Dankfest in Halle/Saale; bis 1680 war Halle Haupt- und Residenzstadt des Erzbistums Magdeburg, im Dreißigjährigen Krieg à Besetzung der Stadt durch kaiserliche Truppen unter Wallenstein, 1634 brannte Schloss Moritzburg aus

Ausstellungstext:

Am 16. November 1648 richtete die Stadt Halle/Saale ein Dankfest anlässlich der erfolgreich abgeschlossenen Verhandlungen in Münster aus. Der Theologe und Rektor Friedrich Cahlenus (1616–1663) veröffentlichte aus diesem Anlass seinen „Friedens-Herold“. Laut Titelblatt wurde die enthaltene Rede in gebundener Sprache im Rahmen der Feierlichkeiten öffentlich vorgetragen. Im Dreißigjährigen Krieg hatte Wallenstein 1625 Halle besetzt, nach einer schwedischen Belagerung 1637 brannte die Moritzburg aus. Mit Freude und Dankbarkeit dürften die verbliebenen Einwohner der gebeutelten Stadt die Nachricht vom Frieden aufgenommen haben, wie auch Cahlenus sie in seiner Rede ausdrückt. Seine Gelegenheitsschrift sticht jedoch besonders heraus. Bereits der Titel verweist auf die Verkündigung des Friedens. Dem Friedensherold fiel, ähnlich wie dem Postreiter, die Aufgabe der Nachrichtenvermittlung und öffentlichen Bekanntgabe des Friedens zu, was ihm eine wichtige Rolle in der bürgerlichen Medienkultur, als Sprachrohr der Obrigkeit, zuschrieb.

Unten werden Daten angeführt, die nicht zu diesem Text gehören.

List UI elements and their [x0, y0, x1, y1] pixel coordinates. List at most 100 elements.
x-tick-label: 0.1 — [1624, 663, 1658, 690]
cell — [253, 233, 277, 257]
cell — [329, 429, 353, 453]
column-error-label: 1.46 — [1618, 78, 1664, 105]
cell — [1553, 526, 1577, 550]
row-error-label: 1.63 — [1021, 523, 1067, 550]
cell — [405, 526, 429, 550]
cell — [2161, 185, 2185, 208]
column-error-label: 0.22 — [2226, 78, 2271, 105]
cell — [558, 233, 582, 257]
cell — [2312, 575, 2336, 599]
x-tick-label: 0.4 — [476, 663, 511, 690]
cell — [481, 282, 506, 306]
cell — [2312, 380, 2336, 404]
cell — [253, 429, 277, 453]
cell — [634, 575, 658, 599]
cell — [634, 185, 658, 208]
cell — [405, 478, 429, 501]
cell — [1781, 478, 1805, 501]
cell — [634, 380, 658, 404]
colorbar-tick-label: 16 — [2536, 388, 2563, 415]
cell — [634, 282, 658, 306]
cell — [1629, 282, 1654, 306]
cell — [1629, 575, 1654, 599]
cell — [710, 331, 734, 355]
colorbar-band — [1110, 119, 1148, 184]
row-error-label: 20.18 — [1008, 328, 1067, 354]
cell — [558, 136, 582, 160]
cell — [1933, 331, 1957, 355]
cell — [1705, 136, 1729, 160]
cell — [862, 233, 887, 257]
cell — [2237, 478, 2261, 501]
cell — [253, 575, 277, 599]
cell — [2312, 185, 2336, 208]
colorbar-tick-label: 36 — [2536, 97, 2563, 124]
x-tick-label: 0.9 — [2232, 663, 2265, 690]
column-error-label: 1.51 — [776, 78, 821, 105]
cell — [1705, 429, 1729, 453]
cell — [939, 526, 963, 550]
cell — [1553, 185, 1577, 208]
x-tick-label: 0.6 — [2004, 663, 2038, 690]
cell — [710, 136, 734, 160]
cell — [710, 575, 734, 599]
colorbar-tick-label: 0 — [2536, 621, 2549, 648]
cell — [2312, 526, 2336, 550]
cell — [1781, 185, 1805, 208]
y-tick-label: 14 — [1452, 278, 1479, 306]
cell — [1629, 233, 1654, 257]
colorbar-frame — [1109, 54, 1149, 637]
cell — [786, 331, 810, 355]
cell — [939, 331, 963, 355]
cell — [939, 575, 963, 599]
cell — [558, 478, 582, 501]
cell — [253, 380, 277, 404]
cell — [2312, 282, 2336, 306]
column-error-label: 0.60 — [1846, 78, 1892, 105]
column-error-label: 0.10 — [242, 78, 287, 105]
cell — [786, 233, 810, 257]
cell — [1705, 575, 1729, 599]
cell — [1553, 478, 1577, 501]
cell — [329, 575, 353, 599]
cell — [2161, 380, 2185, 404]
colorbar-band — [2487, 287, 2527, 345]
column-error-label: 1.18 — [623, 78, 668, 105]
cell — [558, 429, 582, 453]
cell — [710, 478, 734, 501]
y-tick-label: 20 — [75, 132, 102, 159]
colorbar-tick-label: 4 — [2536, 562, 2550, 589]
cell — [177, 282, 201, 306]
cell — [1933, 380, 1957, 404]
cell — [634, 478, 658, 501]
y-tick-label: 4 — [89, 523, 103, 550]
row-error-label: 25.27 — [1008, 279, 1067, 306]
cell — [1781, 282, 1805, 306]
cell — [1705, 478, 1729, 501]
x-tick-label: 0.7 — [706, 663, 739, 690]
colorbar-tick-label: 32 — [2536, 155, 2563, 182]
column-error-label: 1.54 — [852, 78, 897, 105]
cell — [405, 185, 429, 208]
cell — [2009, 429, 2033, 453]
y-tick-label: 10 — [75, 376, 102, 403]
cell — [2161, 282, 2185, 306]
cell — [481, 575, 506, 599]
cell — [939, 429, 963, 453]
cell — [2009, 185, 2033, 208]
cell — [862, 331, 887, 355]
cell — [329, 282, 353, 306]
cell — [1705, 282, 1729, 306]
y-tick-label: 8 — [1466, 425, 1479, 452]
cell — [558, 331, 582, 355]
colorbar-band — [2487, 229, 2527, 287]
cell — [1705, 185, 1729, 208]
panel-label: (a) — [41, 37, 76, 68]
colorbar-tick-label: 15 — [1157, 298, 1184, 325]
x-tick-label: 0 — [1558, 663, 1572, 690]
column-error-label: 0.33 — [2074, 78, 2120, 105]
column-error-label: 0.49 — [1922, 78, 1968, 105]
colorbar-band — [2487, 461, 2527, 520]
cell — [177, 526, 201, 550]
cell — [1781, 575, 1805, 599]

Mit Auftreten der Figur in den Friedensdichtungen wird ein direkter Bezug zur Verkündigungssituation hergestellt.

Cahlenus‘ Rede folgt dem gängigen Aufbau einer Friedensdichtung, indem zunächst der Kriegsverlauf und speziell seine Auswirkungen auf Halle beschrieben werden. Anschließend schildert der Autor die zukünftige Friedenszeit und lobt abschließend Gott. Dabei beschreibt er im Text auch die tatsächliche Verkündigungssituation des Friedens: der Herold „[…] kömmt/ und bringt auf seinem Wagen die höchsterwünschte post des Friedens dir getragen/ […]“.